The low-key funeral of Murray (47), who was allegedly involved with dissident vigilante group Republican Action Against Drugs (RAAD), had no paramilitary send-off with mainly family and friends in attendance.

A group of men, wearing white shirts and black ties, walked behind his coffin as it was led into Strabane's Church of the Immaculate Conception.

A green and white wreath from RAAD was visible, alongside an orange wreath bearing the word "Dad".

Some 300 people attended the Mass.


Parish priest Fr Declan Boland said Murray had faced his illness "bravely" and that the father-of-two had been "caught up in a vortex of [Troubles] upheaval".

"During our lives we make many decisions, some good, some bad, some indifferent and, in this regard, Kevin was no different from the rest of us," Fr Boland told mourners.

Murray was diagnosed with rapidly deteriorating motor neurone disease and died on Wednesday at his home in Townsend Street in Strabane.

Last December it was estimated that he had only a few months to live and it is understood that his family was informed last week by doctors that there was nothing more that they could do.

A Northern Irish judge ruled that he was too ill to stand trial in relation to the Regency murder in 2016.

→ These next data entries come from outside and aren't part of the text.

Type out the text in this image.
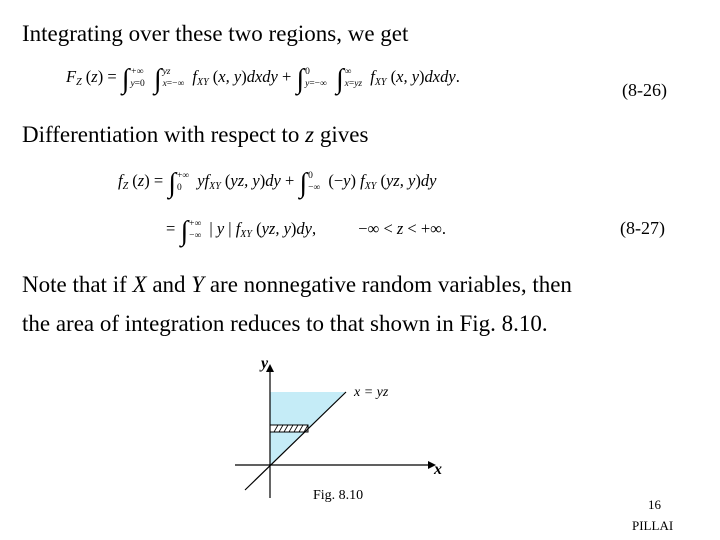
Integrating over these two regions, we get
$F_Z$ (z) = ∫+∞
y=0 ∫yz
x=−∞ $f_{XY}$ (x, y)dxdy + ∫0
y=−∞ ∫∞
x=yz $f_{XY}$ (x, y)dxdy.
(8-26)
Differentiation with respect to z gives
$f_Z$ (z) = ∫+∞
0 $yf_{XY}$ (yz, y)dy + ∫0
−∞ (−y) $f_{XY}$ (yz, y)dy
= ∫+∞
−∞ | y | $f_{XY}$ (yz, y)dy,	−∞ < z < +∞.	(8-27)
Note that if X and Y are nonnegative random variables, then
the area of integration reduces to that shown in Fig. 8.10.
y
x
x = yz
Fig. 8.10
16
PILLAI
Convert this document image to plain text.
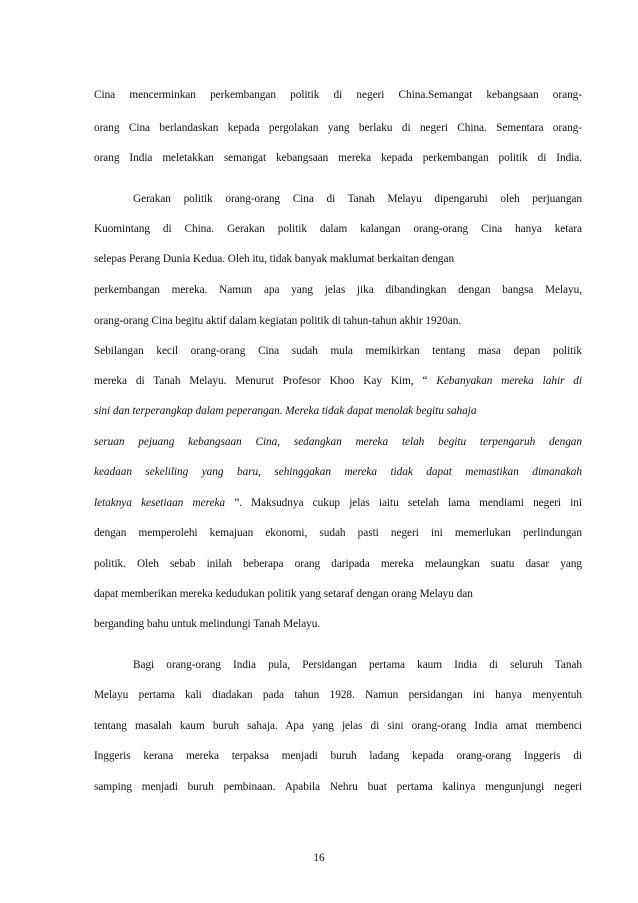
Cina mencerminkan perkembangan politik di negeri China.Semangat kebangsaan orang-
orang Cina berlandaskan kepada pergolakan yang berlaku di negeri China. Sementara orang-
orang India meletakkan semangat kebangsaan mereka kepada perkembangan politik di India.
Gerakan politik orang-orang Cina di Tanah Melayu dipengaruhi oleh perjuangan
Kuomintang di China. Gerakan politik dalam kalangan orang-orang Cina hanya ketara
selepas Perang Dunia Kedua. Oleh itu, tidak banyak maklumat berkaitan dengan
perkembangan mereka. Namun apa yang jelas jika dibandingkan dengan bangsa Melayu,
orang-orang Cina begitu aktif dalam kegiatan politik di tahun-tahun akhir 1920an.
Sebilangan kecil orang-orang Cina sudah mula memikirkan tentang masa depan politik
mereka di Tanah Melayu. Menurut Profesor Khoo Kay Kim, “ Kebanyakan mereka lahir di
sini dan terperangkap dalam peperangan. Mereka tidak dapat menolak begitu sahaja
seruan pejuang kebangsaan Cina, sedangkan mereka telah begitu terpengaruh dengan
keadaan sekeliling yang baru, sehinggakan mereka tidak dapat memastikan dimanakah
letaknya kesetiaan mereka ”. Maksudnya cukup jelas iaitu setelah lama mendiami negeri ini
dengan memperolehi kemajuan ekonomi, sudah pasti negeri ini memerlukan perlindungan
politik. Oleh sebab inilah beberapa orang daripada mereka melaungkan suatu dasar yang
dapat memberikan mereka kedudukan politik yang setaraf dengan orang Melayu dan
berganding bahu untuk melindungi Tanah Melayu.
Bagi orang-orang India pula, Persidangan pertama kaum India di seluruh Tanah
Melayu pertama kali diadakan pada tahun 1928. Namun persidangan ini hanya menyentuh
tentang masalah kaum buruh sahaja. Apa yang jelas di sini orang-orang India amat membenci
Inggeris kerana mereka terpaksa menjadi buruh ladang kepada orang-orang Inggeris di
samping menjadi buruh pembinaan. Apabila Nehru buat pertama kalinya mengunjungi negeri
16
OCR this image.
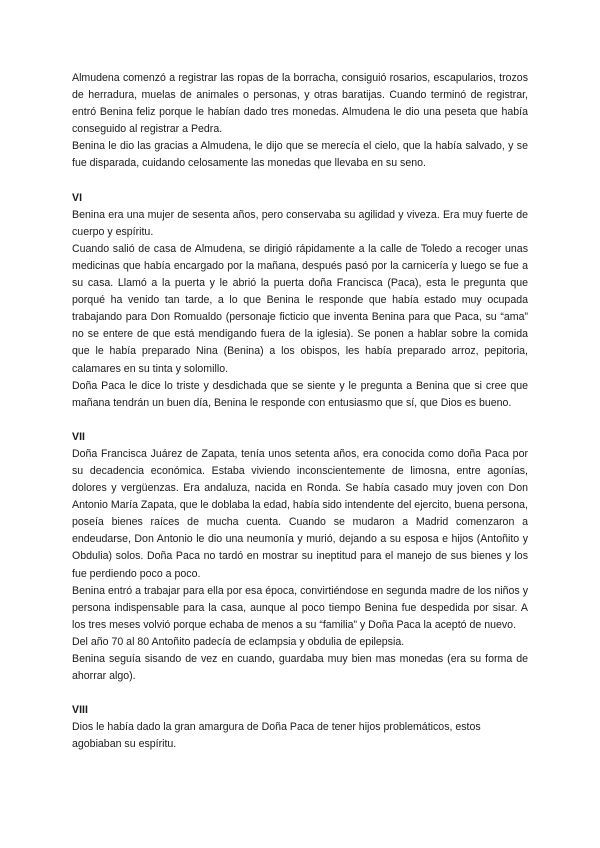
Almudena comenzó a registrar las ropas de la borracha, consiguió rosarios, escapularios, trozos de herradura, muelas de animales o personas, y otras baratijas. Cuando terminó de registrar, entró Benina feliz porque le habían dado tres monedas. Almudena le dio una peseta que había conseguido al registrar a Pedra.

Benina le dio las gracias a Almudena, le dijo que se merecía el cielo, que la había salvado, y se fue disparada, cuidando celosamente las monedas que llevaba en su seno.

VI

Benina era una mujer de sesenta años, pero conservaba su agilidad y viveza. Era muy fuerte de cuerpo y espíritu.

Cuando salió de casa de Almudena, se dirigió rápidamente a la calle de Toledo a recoger unas medicinas que había encargado por la mañana, después pasó por la carnicería y luego se fue a su casa. Llamó a la puerta y le abrió la puerta doña Francisca (Paca), esta le pregunta que porqué ha venido tan tarde, a lo que Benina le responde que había estado muy ocupada trabajando para Don Romualdo (personaje ficticio que inventa Benina para que Paca, su “ama” no se entere de que está mendigando fuera de la iglesia). Se ponen a hablar sobre la comida que le había preparado Nina (Benina) a los obispos, les había preparado arroz, pepitoria, calamares en su tinta y solomillo.

Doña Paca le dice lo triste y desdichada que se siente y le pregunta a Benina que si cree que mañana tendrán un buen día, Benina le responde con entusiasmo que sí, que Dios es bueno.

VII

Doña Francisca Juárez de Zapata, tenía unos setenta años, era conocida como doña Paca por su decadencia económica. Estaba viviendo inconscientemente de limosna, entre agonías, dolores y vergüenzas. Era andaluza, nacida en Ronda. Se había casado muy joven con Don Antonio María Zapata, que le doblaba la edad, había sido intendente del ejercito, buena persona, poseía bienes raíces de mucha cuenta. Cuando se mudaron a Madrid comenzaron a endeudarse, Don Antonio le dio una neumonía y murió, dejando a su esposa e hijos (Antoñito y Obdulia) solos. Doña Paca no tardó en mostrar su ineptitud para el manejo de sus bienes y los fue perdiendo poco a poco.

Benina entró a trabajar para ella por esa época, convirtiéndose en segunda madre de los niños y persona indispensable para la casa, aunque al poco tiempo Benina fue despedida por sisar. A los tres meses volvió porque echaba de menos a su “familia” y Doña Paca la aceptó de nuevo.

Del año 70 al 80 Antoñito padecía de eclampsia y obdulia de epilepsia.

Benina seguía sisando de vez en cuando, guardaba muy bien mas monedas (era su forma de ahorrar algo).

VIII

Dios le había dado la gran amargura de Doña Paca de tener hijos problemáticos, estos agobiaban su espíritu.
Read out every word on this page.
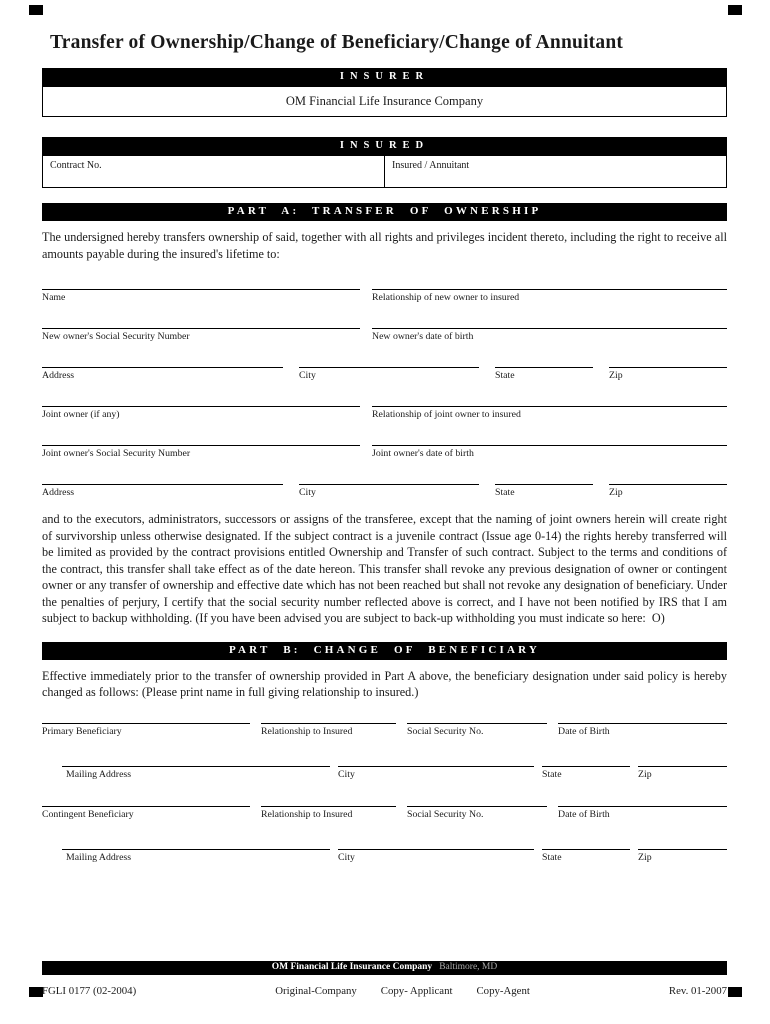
Transfer of Ownership/Change of Beneficiary/Change of Annuitant
INSURER
OM Financial Life Insurance Company
INSURED
Contract No.	Insured / Annuitant
PART A: TRANSFER OF OWNERSHIP

The undersigned hereby transfers ownership of said, together with all rights and privileges incident thereto, including the right to receive all amounts payable during the insured's lifetime to:

Name	Relationship of new owner to insured
New owner's Social Security Number	New owner's date of birth
Address	City	State	Zip
Joint owner (if any)	Relationship of joint owner to insured
Joint owner's Social Security Number	Joint owner's date of birth
Address	City	State	Zip

and to the executors, administrators, successors or assigns of the transferee, except that the naming of joint owners herein will create right of survivorship unless otherwise designated. If the subject contract is a juvenile contract (Issue age 0-14) the rights hereby transferred will be limited as provided by the contract provisions entitled Ownership and Transfer of such contract. Subject to the terms and conditions of the contract, this transfer shall take effect as of the date hereon. This transfer shall revoke any previous designation of owner or contingent owner or any transfer of ownership and effective date which has not been reached but shall not revoke any designation of beneficiary. Under the penalties of perjury, I certify that the social security number reflected above is correct, and I have not been notified by IRS that I am subject to backup withholding. (If you have been advised you are subject to back-up withholding you must indicate so here: O)

PART B: CHANGE OF BENEFICIARY

Effective immediately prior to the transfer of ownership provided in Part A above, the beneficiary designation under said policy is hereby changed as follows: (Please print name in full giving relationship to insured.)

Primary Beneficiary	Relationship to Insured	Social Security No.	Date of Birth
Mailing Address	City	State	Zip
Contingent Beneficiary	Relationship to Insured	Social Security No.	Date of Birth
Mailing Address	City	State	Zip
OM Financial Life Insurance Company Baltimore, MD
FGLI 0177 (02-2004)	Original-Company Copy- Applicant Copy-Agent	Rev. 01-2007
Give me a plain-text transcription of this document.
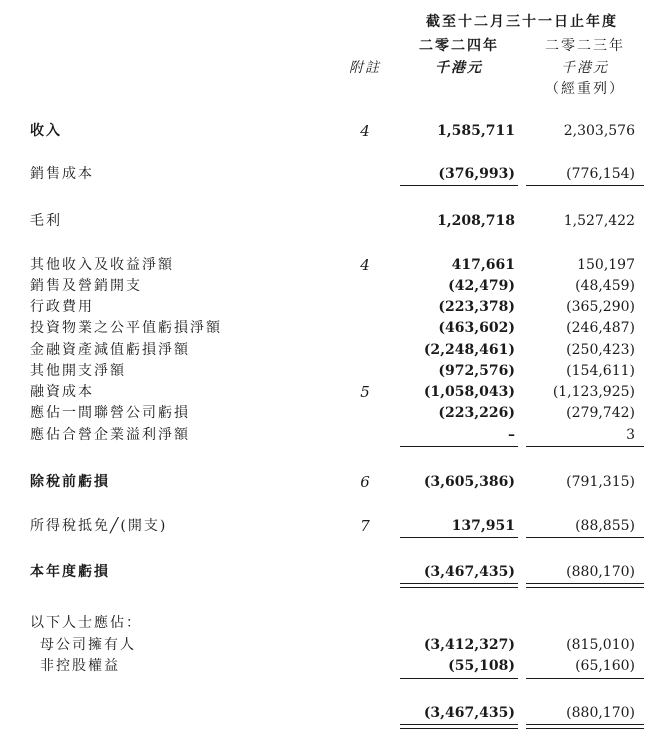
截至十二月三十一日止年度
二零二四年	二零二三年
附註	千港元	千港元
（經重列）
收入	4	1,585,711	2,303,576
銷售成本	(376,993)	(776,154)
毛利	1,208,718	1,527,422
其他收入及收益淨額	4	417,661	150,197
銷售及營銷開支	(42,479)	(48,459)
行政費用	(223,378)	(365,290)
投資物業之公平值虧損淨額	(463,602)	(246,487)
金融資產減值虧損淨額	(2,248,461)	(250,423)
其他開支淨額	(972,576)	(154,611)
融資成本	5	(1,058,043)	(1,123,925)
應佔一間聯營公司虧損	(223,226)	(279,742)
應佔合營企業溢利淨額	–	3
除稅前虧損	6	(3,605,386)	(791,315)
所得稅抵免╱(開支)	7	137,951	(88,855)
本年度虧損	(3,467,435)	(880,170)
以下人士應佔：
母公司擁有人	(3,412,327)	(815,010)
非控股權益	(55,108)	(65,160)
(3,467,435)	(880,170)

The Tyrone man was arrested on September 5, 2016, in Strabane, Co Tyrone, in connection with the murder of Kinahan cartel member David Byrne (34).

He was due to face murder and firearm charges on foot of a European Arrest Warrant ordered by the Irish Director of Public Prosecutions.

In May, a court heard that Murray was confined to his bed and was being fed through a tube. A judge ruled that his deteriorating health meant he could not be extradited to the Republic of Ireland to stand trial for murder.

Murray's lawyers argued against his extradition on the grounds that he would be unlikely to be tried given his condition. The extradition attempts were ended in May.